I've confirmed a subtle teal::vout bug for multi-threaded truss verification environment. In my Linux box (both i686 and x86_64), the ncsim got crashed randomly. Although the crash rate is bellow 1%, it makes me not able to run regression test with teal/truss.
Here's the symptom:
./teal_vout.cpp: (
set_file_and_line:631) test_component_0 thread(
0x44606960) vout(
0x2109718) [FILE: truss/trunk/cpp/inc/truss_test_component.h][line: 70] begin
... ... ...
./teal_vout.cpp: (
set_file_and_line:631) test_component_0 thread(
0x40A00960) vout(
0x2109718) [FILE: ./test_component.cpp][line: 92] begin
... ... ...
=> crashed
Here's the reason:
- Thread test_component_0 is with ID(0x44606960)
- Thread verification_top is with ID(0x40A00960)
- vout(0x2109718) is constructed by thread(0x40A00960) with test_component_0 as its function_area_ name
truss::verification_top calls "test_0->start()", which calls "lls::test_component_[0]->start()", which calls "truss::thread.start()" to create a new thread(
0x44606960), which calls "truss::test_component.start_()" to start a new teal::vout message to vout(
0x2109718).
However, before it was finished with teal::vout::end_message_() at thread(
0x44606960), a new message to the same vout(
0x2109718) was issued.
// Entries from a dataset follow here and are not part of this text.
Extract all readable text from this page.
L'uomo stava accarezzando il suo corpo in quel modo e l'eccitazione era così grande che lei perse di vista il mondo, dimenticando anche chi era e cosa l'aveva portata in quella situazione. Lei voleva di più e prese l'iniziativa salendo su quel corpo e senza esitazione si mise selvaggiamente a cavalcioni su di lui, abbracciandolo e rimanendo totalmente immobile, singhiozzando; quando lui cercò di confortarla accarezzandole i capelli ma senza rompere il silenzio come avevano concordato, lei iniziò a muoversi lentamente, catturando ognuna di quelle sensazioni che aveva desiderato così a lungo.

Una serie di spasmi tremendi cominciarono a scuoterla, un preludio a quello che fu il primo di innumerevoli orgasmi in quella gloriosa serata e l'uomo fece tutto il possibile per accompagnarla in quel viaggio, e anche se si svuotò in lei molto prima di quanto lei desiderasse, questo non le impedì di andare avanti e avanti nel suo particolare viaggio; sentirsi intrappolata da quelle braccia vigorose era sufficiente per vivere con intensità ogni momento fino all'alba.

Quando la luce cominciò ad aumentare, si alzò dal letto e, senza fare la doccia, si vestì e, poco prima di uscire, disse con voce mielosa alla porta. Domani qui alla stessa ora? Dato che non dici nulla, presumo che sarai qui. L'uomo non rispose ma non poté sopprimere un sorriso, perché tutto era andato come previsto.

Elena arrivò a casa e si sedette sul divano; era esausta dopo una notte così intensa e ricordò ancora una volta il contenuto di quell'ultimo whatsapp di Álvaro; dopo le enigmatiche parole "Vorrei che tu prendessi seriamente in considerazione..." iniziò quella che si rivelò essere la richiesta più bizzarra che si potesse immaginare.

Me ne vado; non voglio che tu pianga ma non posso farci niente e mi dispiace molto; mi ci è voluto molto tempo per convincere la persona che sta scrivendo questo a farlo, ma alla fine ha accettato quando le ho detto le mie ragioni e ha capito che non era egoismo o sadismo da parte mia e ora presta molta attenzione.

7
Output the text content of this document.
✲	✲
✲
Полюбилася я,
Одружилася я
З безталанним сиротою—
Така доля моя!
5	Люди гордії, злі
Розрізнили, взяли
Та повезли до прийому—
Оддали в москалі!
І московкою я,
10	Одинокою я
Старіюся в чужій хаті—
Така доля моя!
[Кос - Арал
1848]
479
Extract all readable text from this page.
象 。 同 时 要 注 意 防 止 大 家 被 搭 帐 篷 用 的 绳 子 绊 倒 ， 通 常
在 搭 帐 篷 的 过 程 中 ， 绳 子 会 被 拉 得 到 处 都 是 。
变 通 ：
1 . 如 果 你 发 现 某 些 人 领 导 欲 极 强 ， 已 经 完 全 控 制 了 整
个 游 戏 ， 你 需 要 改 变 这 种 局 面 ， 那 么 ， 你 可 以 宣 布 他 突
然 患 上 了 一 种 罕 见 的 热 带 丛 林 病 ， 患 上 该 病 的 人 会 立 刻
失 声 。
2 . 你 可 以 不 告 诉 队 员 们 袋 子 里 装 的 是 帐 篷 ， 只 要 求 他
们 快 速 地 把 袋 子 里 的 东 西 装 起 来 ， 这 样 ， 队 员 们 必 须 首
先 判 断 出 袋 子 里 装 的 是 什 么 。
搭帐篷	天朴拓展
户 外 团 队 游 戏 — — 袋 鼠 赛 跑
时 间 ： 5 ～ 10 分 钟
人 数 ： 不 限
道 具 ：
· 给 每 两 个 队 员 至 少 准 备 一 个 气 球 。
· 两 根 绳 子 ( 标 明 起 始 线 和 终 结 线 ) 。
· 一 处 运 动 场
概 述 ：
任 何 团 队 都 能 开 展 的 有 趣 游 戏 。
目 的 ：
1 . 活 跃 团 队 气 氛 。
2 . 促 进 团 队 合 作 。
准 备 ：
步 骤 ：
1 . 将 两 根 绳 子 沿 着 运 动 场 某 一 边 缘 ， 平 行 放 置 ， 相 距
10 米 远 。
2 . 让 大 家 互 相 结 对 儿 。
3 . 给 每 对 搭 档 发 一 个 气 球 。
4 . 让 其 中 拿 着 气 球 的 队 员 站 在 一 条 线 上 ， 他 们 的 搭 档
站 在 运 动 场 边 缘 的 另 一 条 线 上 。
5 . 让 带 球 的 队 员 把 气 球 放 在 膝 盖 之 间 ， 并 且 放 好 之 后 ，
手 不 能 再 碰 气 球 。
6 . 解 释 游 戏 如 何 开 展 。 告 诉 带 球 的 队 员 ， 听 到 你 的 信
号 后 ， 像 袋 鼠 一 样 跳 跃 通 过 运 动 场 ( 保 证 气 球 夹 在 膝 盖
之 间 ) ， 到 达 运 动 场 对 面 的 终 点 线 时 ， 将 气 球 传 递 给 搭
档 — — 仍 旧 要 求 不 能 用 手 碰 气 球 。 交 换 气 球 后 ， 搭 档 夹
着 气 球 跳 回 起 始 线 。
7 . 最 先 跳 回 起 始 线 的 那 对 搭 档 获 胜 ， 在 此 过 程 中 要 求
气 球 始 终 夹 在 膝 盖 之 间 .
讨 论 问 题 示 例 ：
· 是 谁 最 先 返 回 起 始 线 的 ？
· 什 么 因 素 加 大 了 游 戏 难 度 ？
It was called from "truss::verification_top::test_0->wait_for_completion ()", which calls "lls::test_component_[0]->wait_for_completion ()", which calls "truss::test_component.wait_for_completion()", which calls "lls::test_component::wait_for_completion_()" at thread (
0x40A00960).
As a result, the message_list_ and the other maps of teal::vout got polluted. Sometime, it will end up with a "glibc detected double free or corruption error", which crashed the simulation.
And, here's my solution:
- remove internal_mutex_sentry() from teal::vout::put_message()
- put a pthread_mutex_lock() at teal::vout::set_file_and_line()
- put a pthread_mutex_unlock() at teal::vout::clear_message_()
Although this decreased the simulation crash rate dramatically (from 1% to bellow 0.1%). There's still a simulation error to be resolved: "
Cannot place a value with no or zero delay at read only sync".